I still have some medical documents on my refrigerator door from last December.
I put them in plain view for easy reference when we brought them home from Texas A&M College of Veterinary Medicine after one of our dogs, Lady, had a run-in — literally, head-first, right between the eyes — with our boat trailer the week before Christmas while she was chasing a squirrel. Our veterinarian sent us immediately to TAMU for emergency care for her head wound.
I left the instructions for her recovery on the fridge door because of the additional information the documents included about possible future side effects of head trauma. Among the side effects were seizures and vision problems.
She seemed to have recovered well, when, one Sunday afternoon in February, she appeared to be having a problem getting out of her bed under the living room coffee table. She couldn't get up. Then she started quivering, and then I noticed the drool from her mouth.
I did exactly as the instructions told me, should these symptoms appear. I talked calmly to her, stroking her back and reassuring her she would be alright.
The mild seizure lasted only a few seconds. Within a couple of minutes, she up and walking around. She didn't seem to have a problem with her balance. She seemed fine again.
I made the notation of the date and what happened on the documents on the fridge, and I called my vet the next day to tell him what had happened. I was told to keep an eye on her and make notes if anything happened again. He said there was medication that could help, should the seizures become more frequent or more severe.
Luckily, they have not. To our knowledge, nothing has happened since. That doesn't mean that she might not have had a seizure when we weren't at home. But she seems to be doing fine.
She's back to squirrel chasing, running around the yard and making mischief with her brother, Lucky.
In fact, she and Lucky spent last Sunday afternoon doing nothing but running from tree trunk to tree trunk, seeking the ever-elusive and always taunting squirrel.
They would occasionally take a break to lounge in the sun on our deck. Then they would catch a glimpse of a bushy tail scampering across the yard and explode across the deck, down the stairs and across the neighbor's yard.

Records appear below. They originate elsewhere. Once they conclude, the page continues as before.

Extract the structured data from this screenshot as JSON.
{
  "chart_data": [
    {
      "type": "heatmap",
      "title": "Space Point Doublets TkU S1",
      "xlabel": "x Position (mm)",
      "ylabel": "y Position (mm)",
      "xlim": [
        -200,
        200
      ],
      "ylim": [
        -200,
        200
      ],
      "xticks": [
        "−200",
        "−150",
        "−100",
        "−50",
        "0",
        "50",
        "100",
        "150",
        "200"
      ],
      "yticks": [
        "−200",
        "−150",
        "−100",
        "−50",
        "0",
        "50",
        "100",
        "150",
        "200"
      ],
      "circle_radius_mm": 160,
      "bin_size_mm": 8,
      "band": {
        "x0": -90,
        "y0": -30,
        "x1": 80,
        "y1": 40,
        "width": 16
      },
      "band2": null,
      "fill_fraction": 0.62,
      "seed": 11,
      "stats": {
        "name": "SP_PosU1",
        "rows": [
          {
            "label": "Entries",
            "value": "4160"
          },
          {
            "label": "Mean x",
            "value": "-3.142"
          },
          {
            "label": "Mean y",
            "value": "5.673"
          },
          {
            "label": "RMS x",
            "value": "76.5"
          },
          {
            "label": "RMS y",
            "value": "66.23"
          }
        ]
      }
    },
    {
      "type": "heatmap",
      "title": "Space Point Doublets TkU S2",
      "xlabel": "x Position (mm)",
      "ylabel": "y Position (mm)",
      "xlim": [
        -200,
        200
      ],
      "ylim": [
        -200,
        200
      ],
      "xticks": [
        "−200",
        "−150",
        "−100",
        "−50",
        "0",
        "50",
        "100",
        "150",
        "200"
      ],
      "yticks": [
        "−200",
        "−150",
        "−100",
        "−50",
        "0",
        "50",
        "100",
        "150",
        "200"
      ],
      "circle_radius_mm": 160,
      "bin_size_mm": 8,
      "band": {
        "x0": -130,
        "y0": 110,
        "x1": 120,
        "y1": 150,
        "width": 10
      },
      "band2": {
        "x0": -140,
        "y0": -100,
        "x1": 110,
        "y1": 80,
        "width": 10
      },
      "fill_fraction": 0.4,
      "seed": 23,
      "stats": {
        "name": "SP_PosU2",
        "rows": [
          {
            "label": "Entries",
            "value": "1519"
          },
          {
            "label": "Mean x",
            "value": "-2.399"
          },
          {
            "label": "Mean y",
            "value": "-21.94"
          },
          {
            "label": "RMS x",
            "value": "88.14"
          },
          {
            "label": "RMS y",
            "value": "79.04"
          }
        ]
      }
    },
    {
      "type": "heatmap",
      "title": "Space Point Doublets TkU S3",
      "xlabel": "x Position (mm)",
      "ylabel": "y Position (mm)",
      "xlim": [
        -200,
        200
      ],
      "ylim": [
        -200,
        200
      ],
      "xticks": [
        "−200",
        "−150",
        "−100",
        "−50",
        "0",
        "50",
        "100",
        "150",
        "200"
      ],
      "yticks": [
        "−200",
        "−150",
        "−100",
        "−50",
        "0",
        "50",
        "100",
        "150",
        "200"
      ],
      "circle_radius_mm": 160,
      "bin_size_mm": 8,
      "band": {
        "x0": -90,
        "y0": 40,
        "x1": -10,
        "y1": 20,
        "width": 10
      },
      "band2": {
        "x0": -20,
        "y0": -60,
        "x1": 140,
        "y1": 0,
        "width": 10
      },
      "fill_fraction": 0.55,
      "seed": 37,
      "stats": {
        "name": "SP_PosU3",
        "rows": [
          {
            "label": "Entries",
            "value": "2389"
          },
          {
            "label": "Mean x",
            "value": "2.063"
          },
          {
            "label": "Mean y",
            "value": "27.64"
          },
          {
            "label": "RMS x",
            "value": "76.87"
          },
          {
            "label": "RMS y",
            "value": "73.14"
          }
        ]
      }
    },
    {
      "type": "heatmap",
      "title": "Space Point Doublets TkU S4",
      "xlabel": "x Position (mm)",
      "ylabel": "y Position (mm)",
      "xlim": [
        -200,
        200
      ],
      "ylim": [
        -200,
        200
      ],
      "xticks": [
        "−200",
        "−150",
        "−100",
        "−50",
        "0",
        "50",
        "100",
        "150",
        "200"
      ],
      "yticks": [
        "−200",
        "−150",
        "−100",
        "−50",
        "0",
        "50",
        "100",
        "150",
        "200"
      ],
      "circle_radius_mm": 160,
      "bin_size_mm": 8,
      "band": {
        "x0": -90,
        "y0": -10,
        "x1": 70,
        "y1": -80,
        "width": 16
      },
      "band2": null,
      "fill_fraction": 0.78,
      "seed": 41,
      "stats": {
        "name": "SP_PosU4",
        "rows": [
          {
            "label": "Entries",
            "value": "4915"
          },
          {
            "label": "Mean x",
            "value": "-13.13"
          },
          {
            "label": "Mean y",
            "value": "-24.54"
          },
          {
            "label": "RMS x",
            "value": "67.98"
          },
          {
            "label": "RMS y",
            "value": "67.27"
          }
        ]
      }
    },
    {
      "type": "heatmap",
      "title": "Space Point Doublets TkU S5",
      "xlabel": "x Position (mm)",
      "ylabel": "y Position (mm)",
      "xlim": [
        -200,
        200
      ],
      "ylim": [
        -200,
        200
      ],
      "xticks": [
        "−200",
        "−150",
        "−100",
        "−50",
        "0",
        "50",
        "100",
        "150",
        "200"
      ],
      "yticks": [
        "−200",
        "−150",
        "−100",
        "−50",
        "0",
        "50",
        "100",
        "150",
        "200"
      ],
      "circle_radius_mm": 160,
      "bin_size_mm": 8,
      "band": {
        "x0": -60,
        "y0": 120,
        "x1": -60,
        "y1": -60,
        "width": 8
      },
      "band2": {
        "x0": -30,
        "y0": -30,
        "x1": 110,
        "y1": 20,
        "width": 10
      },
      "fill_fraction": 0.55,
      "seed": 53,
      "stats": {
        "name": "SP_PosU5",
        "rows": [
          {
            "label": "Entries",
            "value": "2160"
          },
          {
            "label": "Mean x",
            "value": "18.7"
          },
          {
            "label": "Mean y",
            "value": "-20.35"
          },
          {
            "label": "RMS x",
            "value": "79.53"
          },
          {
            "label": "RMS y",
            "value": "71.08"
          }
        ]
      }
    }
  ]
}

With the exception of two questionable squirrel deaths a couple of years ago, I don't think they have ever caught a squirrel. I call the demise of the two dead squirrels I found in our yard and the neighbor's yard "questionable," because I'm not sure how they died. I'm not sure if one of our dogs actually caught the squirrels, or if it was a neighbor's dog, or if the three of them tag-teamed the catch-and-kill maneuver. We've found no dead squirrels since.
Squirrel chasing actually provides some pretty good exercise for our dogs. If it weren't for the hazards associated with running into things at 40 miles an hour, I wouldn't mind them chasing squirrels.
As it is, with Lady's past history of knee surgery and then head trauma associated with squirrel chasing, I get a little concerned when they fly down the deck stairs. I'm afraid they might misjudge distance and slam into a tree trunk.
I don't know if I can stand another emergency trip to A&M.
Aside from keeping them locked up in our house or confined to the courtyard, I don't know what else to do, other than let them chase squirrels, birds and anything else that ventures into our yard.
Still, I'm leaving Lady's medical history, along with the emergency numbers to Texas A&M and our veterinarian's numbers in plain view — just in case.